Esse ciclo mostra que a segurança deve ser permanente e vigilante. Não se trata de um projeto com começo, meio e fim, mas de um compromisso constante. Atingir boas taxas não significa que o trabalho acabou — pelo contrário, significa que a base está pronta para ser mantida com consistência.
A armadilha de culpar a vítima
Por fim, vale destacar uma das questões éticas mais importantes da engenharia de segurança: nunca iniciar uma investigação partindo da culpa do trabalhador.
Imprudência, imperícia e negligência podem existir, mas são raramente a única causa de um acidente. Focar na culpa individual é uma forma de desviar o foco da responsabilidade institucional, além de dificultar o aprendizado coletivo.
A segurança deve ser encarada como um sistema, e não como um conjunto de decisões individuais. Quando há um acidente, a pergunta central deve ser: o que no sistema permitiu que isso acontecesse?
A Roda de Nertney é uma ferramenta visual simples, mas extremamente eficaz para compreender os pilares de um ambiente de trabalho seguro.
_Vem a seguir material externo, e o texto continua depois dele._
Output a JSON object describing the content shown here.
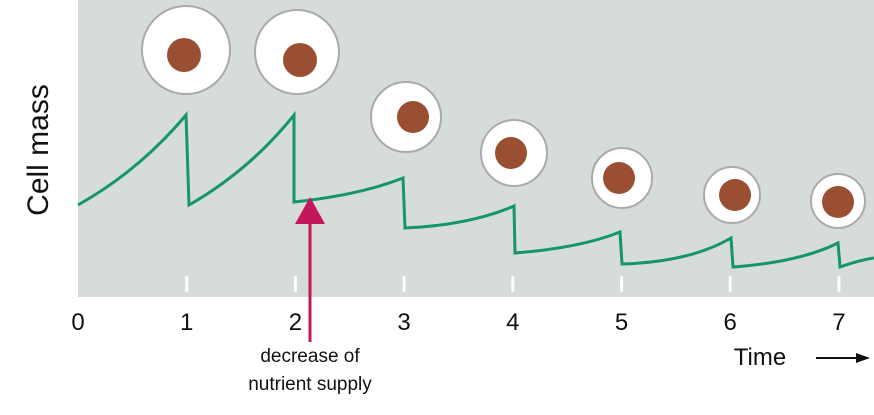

Seu valor está na integração dos elementos — ambiente, pessoas, equipamentos e práticas — sob uma gestão coerente, contínua e ética.
Ela nos lembra que a segurança não é um resultado do acaso, mas da intencionalidade em cada escolha, da formação dos profissionais à forma como se projetam as máquinas, da clareza dos procedimentos ao controle dos agentes ambientais.
Empresas que desejam construir uma cultura de segurança sólida precisam manter a roda girando — sempre.